METHODS: We used electronic health record data of patients who received care in VHA ED/UC settings January 2021-October 2022 and underwent suicide risk evaluation by clinicians using the Veterans Affairs (VA) Comprehensive Suicide Risk Evaluation (CSRE) prior to discharging home. The proportion of patients with self-reported firearm access was identified from clinician-documented CSRE templates. Among those who reported firearm access, we identified the proportion who received any safety intervention (delivery of lethal means safety counseling and/or distribution of firearm cable locks per CSRE documentation, or update/creation/review of a VA Safety Plan) within 24 hours of the ED/UC encounter. We compared differences using chi-square or Fisher exact tests for categorical outcomes and analysis of variance or independent sample t-tests for continuous outcomes.
RESULTS: Of 17,194 patients who were discharged home, 15.2% were documented as having firearm access (8.5% access to “other” lethal means, 68.8% no lethal means access, 7.4% unknown access). Of 2,624 patients with documented firearm access, 80.6% were documented as having received a safety intervention. Of those, 56.8% received lethal means safety counseling, 13.2% received a firearm cable lock, and 88.6% reviewed or completed a new or updated VA Safety Plan.

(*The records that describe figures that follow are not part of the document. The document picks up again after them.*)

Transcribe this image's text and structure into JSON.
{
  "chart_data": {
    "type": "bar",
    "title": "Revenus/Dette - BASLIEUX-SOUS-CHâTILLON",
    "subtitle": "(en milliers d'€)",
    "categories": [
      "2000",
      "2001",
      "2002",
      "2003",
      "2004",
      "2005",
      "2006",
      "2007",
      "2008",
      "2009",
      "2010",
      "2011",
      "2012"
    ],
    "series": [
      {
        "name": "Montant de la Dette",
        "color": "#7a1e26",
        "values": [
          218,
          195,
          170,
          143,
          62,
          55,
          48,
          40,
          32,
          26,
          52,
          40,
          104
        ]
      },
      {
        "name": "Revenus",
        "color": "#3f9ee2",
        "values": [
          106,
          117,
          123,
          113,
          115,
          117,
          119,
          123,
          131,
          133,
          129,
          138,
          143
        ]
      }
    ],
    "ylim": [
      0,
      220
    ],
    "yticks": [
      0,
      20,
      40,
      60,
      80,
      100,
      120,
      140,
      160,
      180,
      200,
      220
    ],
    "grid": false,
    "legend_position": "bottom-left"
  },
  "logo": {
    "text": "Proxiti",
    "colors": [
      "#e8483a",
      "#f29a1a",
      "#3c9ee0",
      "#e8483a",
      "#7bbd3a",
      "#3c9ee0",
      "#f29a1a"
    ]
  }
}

CONCLUSION: Among patients who underwent suicide risk evaluation prior to discharging home from a Veterans Health Administration ED/UC setting, a low percentage were documented as having firearm access. Of those with firearm access, a large majority received at least one safety intervention. System-wide strategies to encourage delivery of safety interventions can reach a large proportion of at-risk patients. Additional efforts are needed to increase reporting and documentation of firearm access.